Ça prend de l’humilité pour se laisser bénir par quelqu’un d’autre. La bénédiction est le bien que Dieu nous fait à travers les autres.
Dans une étude faite par ATD Quart Monde sur les dimensions cachées de la pauvreté, voici ce qu’un des militants (c’est-à-dire quelqu’un qui a l’expérience de la pauvreté) a témoigné:
« Ici, aux États-Unis, qui vous êtes est défini par ce que vous possédez. Quand vous n’avez pas grand-chose, vous n’êtes pas grand-chose. Et alors, on considère que vous n’avez pas votre place dans la société. » Militant, États-Unis1
Le problème avec cette mentalité, c’est que ce que l’on a à donner n’est pas toujours comptable. Ces gens, même en situation de pauvreté, participent à la société. Et ils donnent. Si seulement on est disposés à le recevoir.
Quand est-ce que c’était, la dernière fois que tu as reçu quelque chose de quelqu’un que tu juges moins fortuné que toi. Si aucun exemple ne te viens, pense à l’enfant qui t’a donné un dessin, une fleur, un caillou. La fierté dans ses yeux. Le plaisir de donner, même un objet de peu de valeur, parce que pour lui c’est beaucoup. On dit qu’il y a plus de joie à donner qu’à recevoir. Et c’est vrai. Ça fait du bien de pouvoir donner. C’est pour ça que je pense que tout le monde devrait avoir l’opportunité de donner, d’être une bénédiction pour quelqu’un d’autre.
Si seulement on ne trouvait pas ça humiliant de recevoir le peu de quelqu’un d’autre. Ou parfois, c’est parce qu’on ne veut pas l’en priver qu’on refuse poliment. Mais c’est blessant.
J’ai tellement plus à recevoir des personnes en situation de pauvreté que je ne l’imagine.
Je m’apprêtais à rentrer chez moi après une journée de bénévolat quand je me suis retrouvée à parler avec une femme avec qui je faisais partie d’un comité. J’étais un peu pressée et je ne l’écoutais qu’à moitié. Cette femme ne l’a pas eu facile et a vécu en situation de pauvreté. Nous sommes donc sur le pas de la porte et elle se met à me partager son témoignage et comment elle a toujours su que Dieu existait alors que sa famille n’est pas croyante. Une petite étincelle du Saint-Esprit me dit que je devrais prêter plus attention. La femme continue en me racontant toutes les fois où Dieu a répondu à ses prières lorsqu’elle était en détresse et m’encourage à croire que Dieu fait toujours des miracles.

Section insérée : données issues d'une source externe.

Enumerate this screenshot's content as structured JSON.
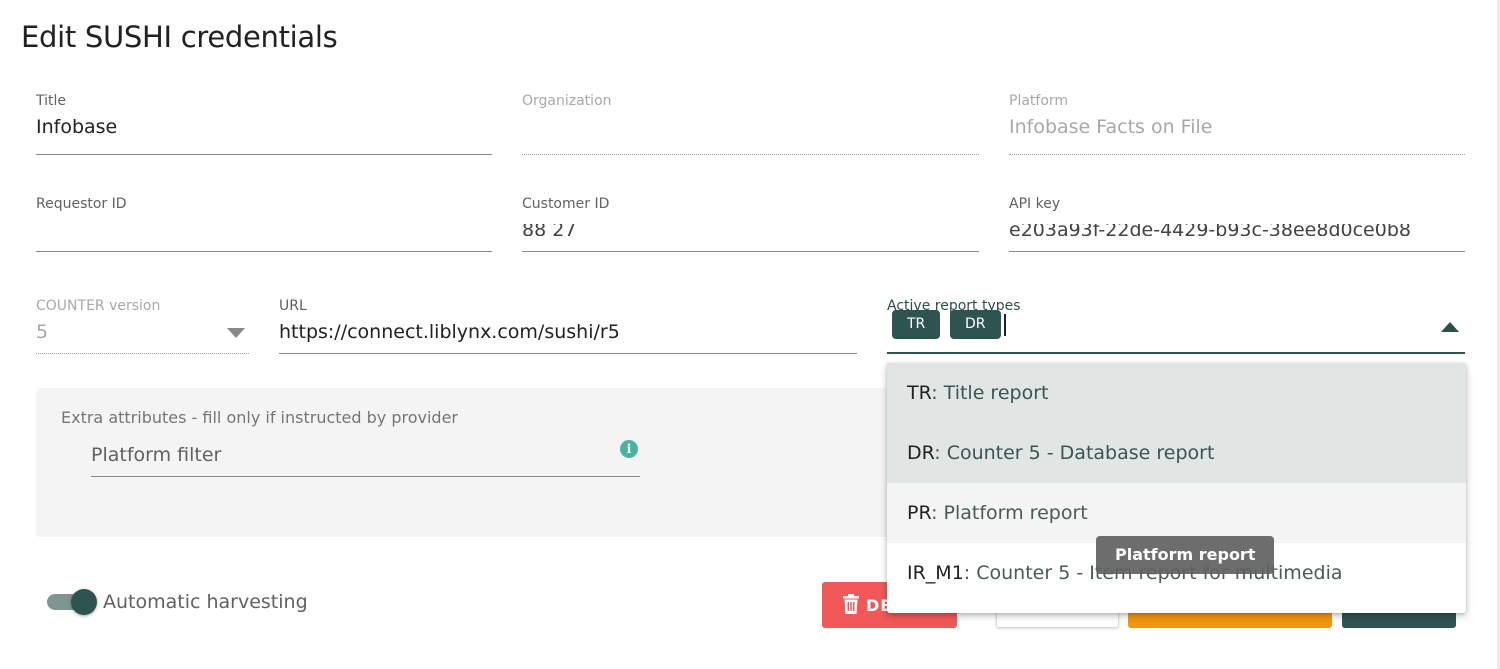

Alors que je suis dans le métro pour rentrer chez moi, notre conversation me fait réfléchir. Et je l’envie. Elle sait quelque chose sur Dieu que je ne sais pas.
Loin de vouloir romantiser la pauvreté, je me rappelle quand même les mots de Jésus: «Heureux les pauvres, le règne des cieux leur appartient». Je suis le fils aîné de l’histoire du fils prodigue qui n’a jamais rien demandé au Père parce que tout ce dont j’ai besoin est à portée de main.

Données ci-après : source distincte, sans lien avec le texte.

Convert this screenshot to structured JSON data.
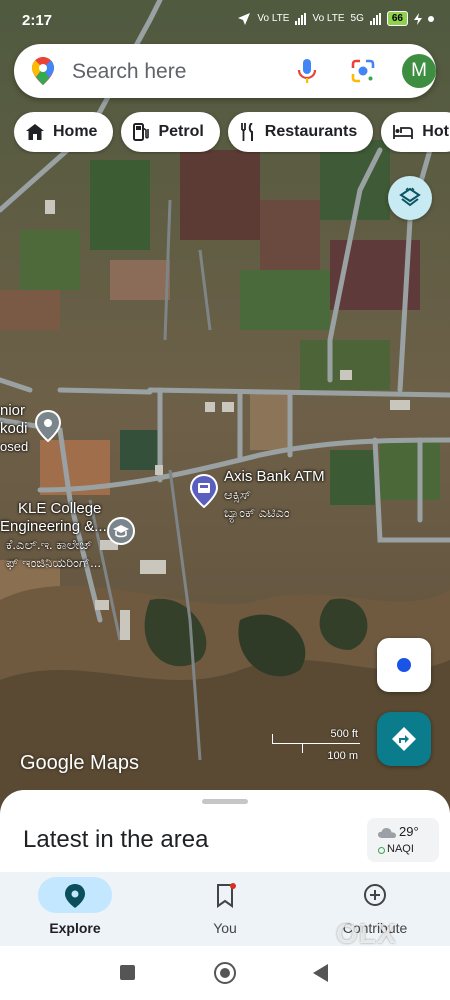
{
  "status_bar": {
    "time": "2:17",
    "net1": "Vo LTE",
    "net2": "Vo LTE",
    "net3": "5G",
    "battery": "66"
  },
  "search": {
    "placeholder": "Search here",
    "avatar_letter": "M"
  },
  "chips": [
    {
      "label": "Home",
      "icon": "home-icon"
    },
    {
      "label": "Petrol",
      "icon": "fuel-icon"
    },
    {
      "label": "Restaurants",
      "icon": "restaurant-icon"
    },
    {
      "label": "Hot",
      "icon": "hotel-icon"
    }
  ],
  "map": {
    "places": [
      {
        "name": "Axis Bank ATM",
        "sub": "ಆಕ್ಸಿಸ್",
        "sub2": "ಬ್ಯಾಂಕ್ ಎಟಿಎಂ"
      },
      {
        "name": "KLE College",
        "sub": "Engineering &...",
        "sub2": "ಕೆ.ಎಲ್.ಇ. ಕಾಲೇಜ್",
        "sub3": "ಫ್ ಇಂಜಿನಿಯರಿಂಗ್..."
      },
      {
        "name": "nior",
        "sub": "kodi",
        "sub2": "osed"
      }
    ],
    "scale_imperial": "500 ft",
    "scale_metric": "100 m",
    "logo": "Google Maps"
  },
  "sheet": {
    "heading": "Latest in the area",
    "weather_temp": "29°",
    "aqi_label": "NAQI"
  },
  "nav": [
    {
      "label": "Explore",
      "icon": "explore-pin-icon",
      "active": true
    },
    {
      "label": "You",
      "icon": "bookmark-icon",
      "active": false
    },
    {
      "label": "Contribute",
      "icon": "add-circle-icon",
      "active": false
    }
  ],
  "watermark": "OLX",
  "colors": {
    "accent": "#c2e7ff",
    "directions": "#0b7c8c",
    "location_dot": "#1a53e8",
    "avatar": "#3e8e41"
  }
}
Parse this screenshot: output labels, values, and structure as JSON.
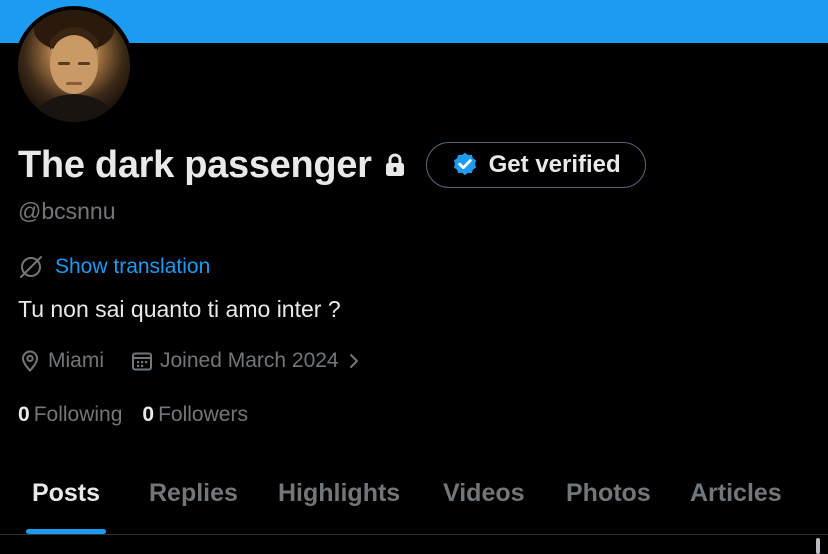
{
  "profile": {
    "display_name": "The dark passenger",
    "handle": "@bcsnnu",
    "get_verified_label": "Get verified",
    "show_translation_label": "Show translation",
    "bio": "Tu non sai quanto ti amo inter ?",
    "location": "Miami",
    "joined": "Joined March 2024",
    "following_count": "0",
    "following_label": "Following",
    "followers_count": "0",
    "followers_label": "Followers"
  },
  "tabs": [
    {
      "label": "Posts",
      "active": true
    },
    {
      "label": "Replies",
      "active": false
    },
    {
      "label": "Highlights",
      "active": false
    },
    {
      "label": "Videos",
      "active": false
    },
    {
      "label": "Photos",
      "active": false
    },
    {
      "label": "Articles",
      "active": false
    }
  ],
  "colors": {
    "background": "#000000",
    "banner": "#1d9bf0",
    "accent": "#1d9bf0",
    "primary_text": "#e7e9ea",
    "secondary_text": "#71767b",
    "border": "#536471"
  },
  "icons": [
    "lock-icon",
    "verified-badge-icon",
    "translate-icon",
    "location-pin-icon",
    "calendar-icon",
    "chevron-right-icon"
  ]
}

Et je le remercie d’avoir ouvert une porte sur le règne des cieux grâce à cette femme. D’avoir renversé mon royaume devant mes yeux.
Recevoir, contrairement à ce que l’on peut penser, n’est pas humiliant. C’est une invitation à partager la vie de quelqu’un. Encore plus quand ça vient de quelqu’un en situation de pauvreté parce qu’ils ont aussi quelque chose à apporter à la table. Et ils sont souvent plus reconnaissants que moi. Et de ce que je peux voir, Dieu se plaît à multiplier le peu qu’ils ont.
1. BRAY R., DE LAAT M., GODINOT X., UGARTE A., WALKER R. (2019) Les dimensions cachées de la pauvreté, Montreuil, Éditions Quart Monde

Elohise Marineau
Elohise est éditrice et vidéaste pour P2C-Étudiants et Convergence Québec. De tous les quartiers à Montréal, elle a choisi d'habiter à Hochelaga pour être près de son église où elle expérimente la convergence entre la foi et le bien commun.